Unluckyalf · 8 May 2019 at 04:36

Orcvader said:
There's some fixes you can try out here: https://www.reddit.com/r/firefox/comments/blkab8/for_folks_running_unsupported_versions_of_firefox/

Alternatively, move to Waterfox as it's still based on FF56 but still receives security updates from later versions.

----------------------------------------

They're planning to write up a statement explaining the situation and why it happened, as well as plans to prevent it from happening again in the future. Will be interesting to see what their excuse is: https://twitter.com/hildjj/status/1125135366510407680

Cheers mate. Ill have a look when i get home. If i cant get it fixed then ill have a looky at Waterfox

Orcvader · 8 May 2019 at 09:13

darael said:
Since 66.0.4, has anybody elses videos stopped playing automatically? This is happening on iPlayer, such as BBC News, but not on Youtube.

Press the play icon in the address bar and set "Autoplay sounds" to allow:

LoadsaMoney · 8 May 2019 at 15:11

v66.0.5 released, with with further improvements, to re-enable web extensions.

https://www.mozilla.org/en-US/firef...um=firefox-browser&utm_source=firefox-browser

darael · 8 May 2019 at 22:49

Orcvader said:
Press the play icon in the address bar and set "Autoplay sounds" to allow:

Thanks, that worked!

Edward78 · 11 May 2019 at 06:30

Another possible fix, which appears to work best for Linux users is the following: Type: about:config in the address bar and hit enter. Set the option xpinstall.signatures.required to false

jpaul · 18 May 2019 at 23:45

.. just realised what a load of b******s firefox team are, creating this problem - was it really a cynical attempt to get people off of old versions, for which they provided no 'easy' fix.

visited relations who I'd trained in noscript .... and of course it was now all disabled, and, they had been happily browsing away without realising this,
installed the certificate on their older esr release, and normal service resumed.

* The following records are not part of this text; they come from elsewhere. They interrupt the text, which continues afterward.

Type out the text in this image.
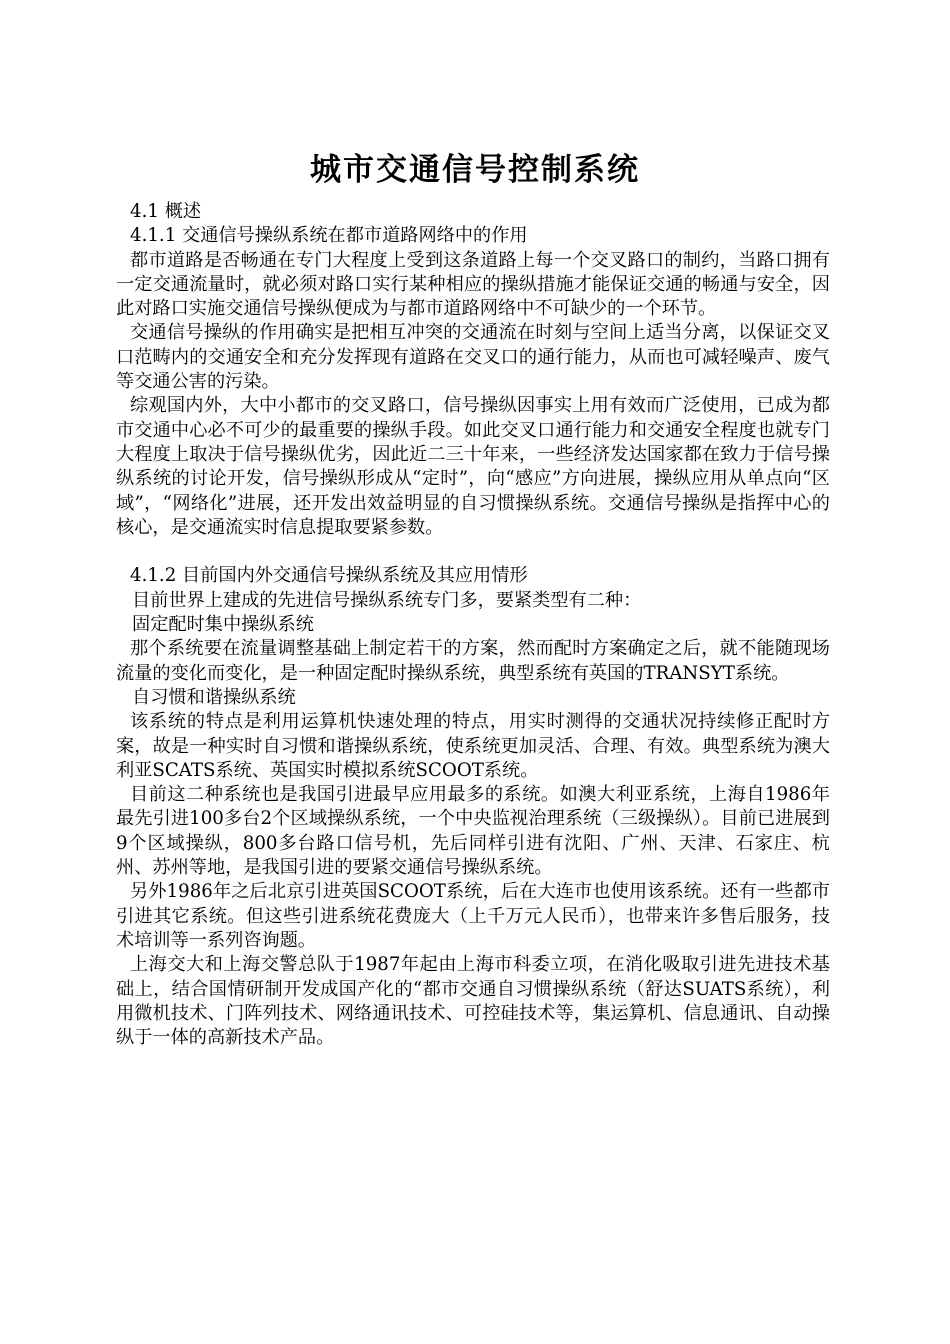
城市交通信号控制系统

4.1 概述

4.1.1 交通信号操纵系统在都市道路网络中的作用

都市道路是否畅通在专门大程度上受到这条道路上每一个交叉路口的制约，当路口拥有一定交通流量时，就必须对路口实行某种相应的操纵措施才能保证交通的畅通与安全，因此对路口实施交通信号操纵便成为与都市道路网络中不可缺少的一个环节。

交通信号操纵的作用确实是把相互冲突的交通流在时刻与空间上适当分离，以保证交叉口范畴内的交通安全和充分发挥现有道路在交叉口的通行能力，从而也可减轻噪声、废气等交通公害的污染。

综观国内外，大中小都市的交叉路口，信号操纵因事实上用有效而广泛使用，已成为都市交通中心必不可少的最重要的操纵手段。如此交叉口通行能力和交通安全程度也就专门大程度上取决于信号操纵优劣，因此近二三十年来，一些经济发达国家都在致力于信号操纵系统的讨论开发，信号操纵形成从“定时”，向“感应”方向进展，操纵应用从单点向“区域”，“网络化”进展，还开发出效益明显的自习惯操纵系统。交通信号操纵是指挥中心的核心，是交通流实时信息提取要紧参数。

4.1.2 目前国内外交通信号操纵系统及其应用情形

目前世界上建成的先进信号操纵系统专门多，要紧类型有二种：

固定配时集中操纵系统

那个系统要在流量调整基础上制定若干的方案，然而配时方案确定之后，就不能随现场流量的变化而变化，是一种固定配时操纵系统，典型系统有英国的TRANSYT系统。

自习惯和谐操纵系统

该系统的特点是利用运算机快速处理的特点，用实时测得的交通状况持续修正配时方案，故是一种实时自习惯和谐操纵系统，使系统更加灵活、合理、有效。典型系统为澳大利亚SCATS系统、英国实时模拟系统SCOOT系统。

目前这二种系统也是我国引进最早应用最多的系统。如澳大利亚系统，上海自1986年最先引进100多台2个区域操纵系统，一个中央监视治理系统（三级操纵）。目前已进展到9个区域操纵，800多台路口信号机，先后同样引进有沈阳、广州、天津、石家庄、杭州、苏州等地，是我国引进的要紧交通信号操纵系统。

另外1986年之后北京引进英国SCOOT系统，后在大连市也使用该系统。还有一些都市引进其它系统。但这些引进系统花费庞大（上千万元人民币），也带来许多售后服务，技术培训等一系列咨询题。

上海交大和上海交警总队于1987年起由上海市科委立项，在消化吸取引进先进技术基础上，结合国情研制开发成国产化的“都市交通自习惯操纵系统（舒达SUATS系统），利用微机技术、门阵列技术、网络通讯技术、可控硅技术等，集运算机、信息通讯、自动操纵于一体的高新技术产品。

Orcvader · 19 May 2019 at 00:08

jpaul said:
.. just realised what a load of b******s firefox team are, creating this problem - was it really a cynical attempt to get people off of old versions, for which they provided no 'easy' fix.

visited relations who I'd trained in noscript .... and of course it was now all disabled, and, they had been happily browsing away without realising this,
installed the certificate on their older esr release, and normal service resumed.

It's not. They've already provided fixes for all the way back to v47: https://blog.mozilla.org/addons/2019/05/04/update-regarding-add-ons-in-firefox/

The fact that they've rolled out a fix all the way back to that shows how serious they are in fixing this.

Unluckyalf · 24 May 2019 at 08:01

jpaul said:
.. just realised what a load of b******s firefox team are, creating this problem - was it really a cynical attempt to get people off of old versions, for which they provided no 'easy' fix.

visited relations who I'd trained in noscript .... and of course it was now all disabled, and, they had been happily browsing away without realising this,
installed the certificate on their older esr release, and normal service resumed.

Well it worked for me. Firefox got me off the old version i was running.....and onto Waterfox which works like a charm (thanks for the heads up Orcvader).

I fired my my Firefox (v56) again the other day and its still rooted... i even left it overnight to see if it just needed time. Firefox lost me as a user over this and im sure im not the only one.